While in terms of overall tonnage, the contract is small — accounting for 17,000 of the total — it is disproportionately large in value (the Samsung Heavy Industries contract for the vessel’s hull is worth less than £80m) and employment implications.Amec estimates the contract will provide or sustain 4,000 UK jobs —1,000 at its Wallsend construction yard, 750 at subcontractor Heerema’s facility in Hartlepool, another 200 offsite fabrication posts, 300 in its London engineering office, and 1,600 among small and medium-sized supply firms from Aberdeen to Dorset.

And further UK jobs will come from the award of separate Bonga contracts to the Aberdeen-based ABB Vetco Gray for the sub-sea systems and umbillicals, and to the UK-registered Single Buoy Moorings (UK) for the vessel’s mooring and installation. ABB Vetco Gray’s contract is worth around £140m and SBM’s around £75m.

While the Bonga awards will give the UK offshore supply industry a considerable boost, they may well prove even more significant in the longer term. For they have given the lie to the long-held belief that UK offshore industry exports would be limited to know-how, services and equipment and have opened up a potentially huge market over the next decade.

FPSOs like the Bonga vessel — which look similar to oil tankers — are certain to feature ever more prominently in big oil projects around the world, as they move increasingly into waters that are far too deep for fixed platforms.
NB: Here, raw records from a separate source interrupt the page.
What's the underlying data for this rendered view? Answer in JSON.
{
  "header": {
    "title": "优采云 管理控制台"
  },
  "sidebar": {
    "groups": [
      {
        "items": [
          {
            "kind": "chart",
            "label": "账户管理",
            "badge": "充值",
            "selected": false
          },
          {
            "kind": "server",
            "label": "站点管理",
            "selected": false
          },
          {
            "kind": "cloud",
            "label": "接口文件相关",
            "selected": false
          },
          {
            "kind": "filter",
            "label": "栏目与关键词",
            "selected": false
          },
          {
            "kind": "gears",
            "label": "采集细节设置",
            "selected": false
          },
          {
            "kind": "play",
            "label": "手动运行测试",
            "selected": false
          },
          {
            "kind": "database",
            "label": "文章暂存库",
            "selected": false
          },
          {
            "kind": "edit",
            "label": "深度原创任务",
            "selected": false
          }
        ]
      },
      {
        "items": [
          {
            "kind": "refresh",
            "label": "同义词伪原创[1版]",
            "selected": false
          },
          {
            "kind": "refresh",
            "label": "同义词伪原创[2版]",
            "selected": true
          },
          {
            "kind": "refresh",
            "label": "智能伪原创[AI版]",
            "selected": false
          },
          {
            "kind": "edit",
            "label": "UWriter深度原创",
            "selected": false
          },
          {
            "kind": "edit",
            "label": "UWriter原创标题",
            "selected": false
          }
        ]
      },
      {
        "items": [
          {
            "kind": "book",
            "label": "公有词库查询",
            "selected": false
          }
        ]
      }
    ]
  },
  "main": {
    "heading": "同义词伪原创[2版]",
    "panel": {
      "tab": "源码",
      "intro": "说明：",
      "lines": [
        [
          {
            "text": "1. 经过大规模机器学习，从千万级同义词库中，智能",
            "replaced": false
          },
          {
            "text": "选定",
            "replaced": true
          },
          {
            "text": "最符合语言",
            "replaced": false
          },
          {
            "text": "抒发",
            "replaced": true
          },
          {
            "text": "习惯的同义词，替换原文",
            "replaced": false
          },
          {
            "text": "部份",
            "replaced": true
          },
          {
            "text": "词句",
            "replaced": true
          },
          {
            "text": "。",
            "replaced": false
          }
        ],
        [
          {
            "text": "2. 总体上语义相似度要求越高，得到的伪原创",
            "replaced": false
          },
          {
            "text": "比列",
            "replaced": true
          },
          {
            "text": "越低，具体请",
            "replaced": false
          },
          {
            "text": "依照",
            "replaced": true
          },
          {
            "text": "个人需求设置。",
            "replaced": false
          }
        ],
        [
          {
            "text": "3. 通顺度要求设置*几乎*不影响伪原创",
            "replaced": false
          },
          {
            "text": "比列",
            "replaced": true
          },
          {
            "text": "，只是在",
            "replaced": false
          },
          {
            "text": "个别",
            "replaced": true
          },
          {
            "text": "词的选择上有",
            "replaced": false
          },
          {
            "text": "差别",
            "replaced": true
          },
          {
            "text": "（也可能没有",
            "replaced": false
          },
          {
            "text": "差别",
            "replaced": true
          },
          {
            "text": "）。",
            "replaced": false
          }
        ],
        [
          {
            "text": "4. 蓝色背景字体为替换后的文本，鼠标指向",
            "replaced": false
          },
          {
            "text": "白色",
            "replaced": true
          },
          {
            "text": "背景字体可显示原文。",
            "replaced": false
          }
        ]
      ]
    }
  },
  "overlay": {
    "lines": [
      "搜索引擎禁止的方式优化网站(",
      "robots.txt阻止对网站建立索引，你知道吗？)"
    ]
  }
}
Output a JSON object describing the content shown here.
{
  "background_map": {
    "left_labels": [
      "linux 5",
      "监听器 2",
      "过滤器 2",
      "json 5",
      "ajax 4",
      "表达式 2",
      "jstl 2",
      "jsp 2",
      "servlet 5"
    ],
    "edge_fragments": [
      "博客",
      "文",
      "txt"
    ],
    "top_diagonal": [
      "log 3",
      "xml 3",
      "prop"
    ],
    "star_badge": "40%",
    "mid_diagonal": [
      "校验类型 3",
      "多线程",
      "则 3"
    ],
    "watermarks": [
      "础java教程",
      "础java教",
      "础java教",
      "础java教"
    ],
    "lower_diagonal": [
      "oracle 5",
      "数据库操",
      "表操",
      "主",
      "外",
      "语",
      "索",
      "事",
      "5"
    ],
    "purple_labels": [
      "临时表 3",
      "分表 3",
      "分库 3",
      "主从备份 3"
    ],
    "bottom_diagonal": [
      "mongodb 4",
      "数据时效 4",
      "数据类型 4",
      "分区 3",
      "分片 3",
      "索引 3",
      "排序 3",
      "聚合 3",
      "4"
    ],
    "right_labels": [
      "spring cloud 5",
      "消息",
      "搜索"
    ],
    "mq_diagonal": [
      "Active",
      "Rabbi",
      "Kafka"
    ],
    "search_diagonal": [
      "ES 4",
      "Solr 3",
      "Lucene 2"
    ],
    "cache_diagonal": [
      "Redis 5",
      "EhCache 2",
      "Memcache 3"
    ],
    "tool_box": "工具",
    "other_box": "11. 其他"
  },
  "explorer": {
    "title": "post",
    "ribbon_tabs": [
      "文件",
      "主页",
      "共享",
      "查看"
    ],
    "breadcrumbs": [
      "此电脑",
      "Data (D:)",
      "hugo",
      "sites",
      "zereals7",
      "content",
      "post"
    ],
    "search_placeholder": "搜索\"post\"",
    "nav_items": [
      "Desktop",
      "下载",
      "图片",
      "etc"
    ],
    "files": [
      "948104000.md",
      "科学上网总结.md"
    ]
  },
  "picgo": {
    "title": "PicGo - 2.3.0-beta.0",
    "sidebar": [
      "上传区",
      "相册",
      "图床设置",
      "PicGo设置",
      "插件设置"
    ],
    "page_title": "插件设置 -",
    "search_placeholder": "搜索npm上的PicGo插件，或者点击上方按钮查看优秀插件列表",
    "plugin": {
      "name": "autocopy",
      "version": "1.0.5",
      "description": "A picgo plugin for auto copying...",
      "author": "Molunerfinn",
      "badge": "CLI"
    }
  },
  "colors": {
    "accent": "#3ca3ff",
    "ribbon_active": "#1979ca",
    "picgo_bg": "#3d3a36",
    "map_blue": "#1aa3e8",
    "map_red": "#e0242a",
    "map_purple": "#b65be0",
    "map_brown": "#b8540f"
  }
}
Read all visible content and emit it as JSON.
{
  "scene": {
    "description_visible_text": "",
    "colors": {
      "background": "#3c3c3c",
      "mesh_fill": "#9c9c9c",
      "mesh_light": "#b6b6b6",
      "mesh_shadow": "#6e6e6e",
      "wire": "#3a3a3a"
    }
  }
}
The west coast of Africa is the prime example, with orders for another six Bonga-sized FPSOs expected before 2010, and there will be other opportunities off South America and Australia, as well as in the far east.

While Amec would not be able to build them all, there are other UK facilities that can undertake the high-value topside work on the vessels, including Kvaerner’s Teesside yard, Barmac’s Nigg/ Ardersier complex and the Aker McNulty facility on the Tyne.

And while UK shipyards will probably never be able to compete with far eastern counterparts for the hulls, some unhappy experiences with placing orders for entire FPSOs with foreign shipyards — where an attractive bid price was more than offset by delays and remedial engineering work — has strengthened the hand of the UK’s specialist offshore facilities.

Amec chief executive Peter Mason said: ’This will be the third floating production facility that Amec has completed for Shell, which gives us a market-leading position in the production of these sophisticated facilities.’

The international market for FPSOs now offers a realistic prospect of the UK offshore supply sector achieving the £2bn (50%) increase in exports by 2005 that the joint government-industry taskforce identified in 1999 as a priority for ensuring a sustainable future.